Avusturalya’daki Ulusal Yangın Sonrası İyileştirme Ajansı bir fon yönetiyor. Bu fon üzerinden sağlanan kaynaklar kamuoyuyla şeffaf bir biçimde paylaşılan projelere dönüşüyor. Kaynağın önemli bir kısmının, yangının sosyal ve ekonomik etkilerini ortadan kaldırmaya ayrılması dikkat çekiyor. Tüm tarafların katılımı ile yapılan atölye çalışmalarıyla bir eylem planı ortaya koymak için gerekli iç görülere ulaşılmış. Afetlerle mücadeleyi, afet sonrası yaraları sarmak olarak değil, öncesinde dayanıklılığı artırmak şeklinde tanımlamak önem taşıyor. İyileştirme faaliyetleri için ihtiyaç duyulan kaynağın fonlanması, fonların uluslararası denetim standartlarına uygun kullanımı da önemli başlıklar.

Şehirlerle ormanlar arasındaki mesafenin optimize edilmesi, yangın söndürme sistemlerinin yaygınlaştırılması, acil durumlarda tahliye prosedürlerinin ve sorumluluklarının belirlenmesi, yerel gönüllülerden takımlar kurulması, bu kişilere eğitim verilmesi ve acil durum prosedürlerinin belirlenmesi eylem planına dahil edilebilecek ilk adımlar olarak öne çıkıyor.

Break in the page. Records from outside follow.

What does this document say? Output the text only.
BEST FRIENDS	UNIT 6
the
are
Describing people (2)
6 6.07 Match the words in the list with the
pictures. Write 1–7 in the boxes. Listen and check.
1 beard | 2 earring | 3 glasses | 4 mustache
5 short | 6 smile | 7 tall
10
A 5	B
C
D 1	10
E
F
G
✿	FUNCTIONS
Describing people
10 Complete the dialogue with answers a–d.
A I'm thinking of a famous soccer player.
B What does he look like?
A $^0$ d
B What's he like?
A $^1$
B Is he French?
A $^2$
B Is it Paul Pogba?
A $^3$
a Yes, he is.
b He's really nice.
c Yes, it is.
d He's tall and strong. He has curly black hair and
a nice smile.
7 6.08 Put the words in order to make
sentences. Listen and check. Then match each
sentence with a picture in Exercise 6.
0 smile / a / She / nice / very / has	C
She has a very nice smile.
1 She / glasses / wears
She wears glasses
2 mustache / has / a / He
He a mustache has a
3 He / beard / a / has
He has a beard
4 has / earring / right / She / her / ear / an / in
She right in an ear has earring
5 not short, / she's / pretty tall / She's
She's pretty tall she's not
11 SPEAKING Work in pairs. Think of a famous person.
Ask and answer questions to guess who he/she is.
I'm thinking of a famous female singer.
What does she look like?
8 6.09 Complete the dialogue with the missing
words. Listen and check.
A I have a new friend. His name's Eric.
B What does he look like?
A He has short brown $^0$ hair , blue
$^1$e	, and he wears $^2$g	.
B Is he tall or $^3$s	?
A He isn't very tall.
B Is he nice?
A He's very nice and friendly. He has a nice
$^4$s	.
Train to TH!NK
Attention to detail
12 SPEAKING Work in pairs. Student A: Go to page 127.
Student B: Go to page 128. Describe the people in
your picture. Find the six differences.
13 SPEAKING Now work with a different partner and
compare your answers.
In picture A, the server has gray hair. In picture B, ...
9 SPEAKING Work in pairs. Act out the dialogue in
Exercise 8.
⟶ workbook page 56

1.5 derece hedefinin anlamı ne?

İklim değişikliği ve orman yangınları arasında bir ilişki var. Konunun iklim değişikliği perspektifini yazının sonuna bırakmayı tercih etmemin nedeni, iklim krizine yönelik çözümlerin her yazının, her çalışmasının son sözünde yer alması gerekliliği. Çünkü dönüp dolaşıp geleceğimiz nokta maalesef iklim krizi. Birleşmiş Milletler’in ağustos başında yayınladığı bizim de üzerinde yorumlar yaparak paylaştığımız iklim raporu, dünyadaki sıcaklık artışının çok fazla olduğunu belirtti ve yaklaşık 10 yıl içinde, dünya liderlerinin önlemeye çalıştığı ısınma seviyesinin üzerine çıkacağı uyarısında bulundu. Rapora göre; küresel ısınmanın sanayileşme dönemi öncesinin iki derece üzerine çıkma olasılığı giderek yükseliyor. Karbondioksit ve diğer sera gazı salımlarının önümüzdeki on yıllarda ciddi oranda azaltılmadığı takdirde, olağanüstü doğa olaylarının -yangın, sel, fırtına gibi- oluşma olasılığı buna bağlı olarak yükseliyor. 1.5 derece sınırı insanlık için kritik sınır ve samimi, radikal, etki alanı geniş çözümleri, mutlak bir iş birliğiyle hayata geçirmemiz artık kısa dönem hedefimiz olmalı. Çünkü iklim krizi kendi başına bir ateş ve düştüğü yer ise tek yuvamız olan gezegenimiz.